Transparent dns query intercept – Brocade Virtual ADX Global Server Load Balancing Guide (Supporting ADX v03.1.00) User Manual

Brocade Virtual ADX Global Server Load Balancing Guide

69

53-1003245-01

Transparent DNS query intercept

1

In modes such as DNS proxy, when client sends a query with DNS type ANY, GSLB Brocade Virtual
ADX receives the DNS server response containing all the DNS records configured for the domain. In
addition to query type A records, GSLB Brocade Virtual ADX also identifies type ANY as a supported
query type. It will parse the DNS response to find all the A records contained within the response. It
will apply the GSLB policy to this response, reorder the A records in the response with the best A
record at the top and send the response to the querying client. Note that all records other than A
records (such as MX records and others) contained within the response, are not changed by the
GSLB Brocade Virtual ADX.

In modes such as DNS cache proxy with DNS override, the GSLB Brocade Virtual ADX does not have
a backend DNS server and generates the DNS response itself. If client sends a query of type ANY,
GSLB Brocade Virtual ADX will identify this as a supported query type and apply the GSLB policy to
the IP addresses for the domain. It will send a response to the client with the selected A record for
the domain.

This feature is enabled by default.

Transparent DNS query intercept

Transparent DNS query intercept allows a Brocade Virtual ADX to transparently intercept certain
DNS queries to the authoritative DNS server and redirect them to alternate DNS servers or handle
them directly. This feature lets the authoritative DNS server IP remain unchanged. You do not need
to change the DNS server IP address as you do in standard GSLB configurations.

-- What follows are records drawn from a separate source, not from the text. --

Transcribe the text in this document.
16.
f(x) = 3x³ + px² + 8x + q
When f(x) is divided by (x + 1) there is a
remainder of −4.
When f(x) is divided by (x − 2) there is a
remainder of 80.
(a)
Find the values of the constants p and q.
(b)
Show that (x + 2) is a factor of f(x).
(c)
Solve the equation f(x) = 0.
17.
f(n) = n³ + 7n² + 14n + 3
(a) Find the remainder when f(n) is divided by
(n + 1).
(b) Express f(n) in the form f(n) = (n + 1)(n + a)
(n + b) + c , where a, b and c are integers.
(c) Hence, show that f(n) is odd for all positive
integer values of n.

This feature is useful when you want to redirect clients for certain domains to proxy web servers,
but you do not want to configure the proxy addresses on the DNS server itself or otherwise change
the configuration of the DNS server.

NOTE

The Brocade Virtual ADX must be in the direct data path from all potential clients to the authoritative
DNS server. Otherwise, it is possible for the DNS server to receive the queries directly instead of the
Brocade Virtual ADX.

You can configure the following types of transparent DNS query intercept:

•

Redirect the client queries to a proxy DNS server and perform GSLB on the response. The
Brocade Virtual ADX redirects the client request for the zones configured on the Brocade
Virtual ADX to the alternate DNS server, applies the GSLB policy on the response and gives the
best address(es) to the client.

•

Redirect the client queries to a proxy DNS server and send the reply unchanged. The Brocade
Virtual ADX redirects the client request to the alternate DNS server and sends the response, as
is, to the client. The alternate DNS server could be a Brocade Virtual ADX configured for GSLB,
in which case the reply has the best address(es) for the client.

•

Directly respond to client queries using the IP addresses configured for the domain. The
Brocade Virtual ADX does not forward or redirect the query to the actual or proxy DNS servers.
Instead, it directly responds to the client by applying GSLB policy to pick the best IP address
from among the IP list configured for the domain.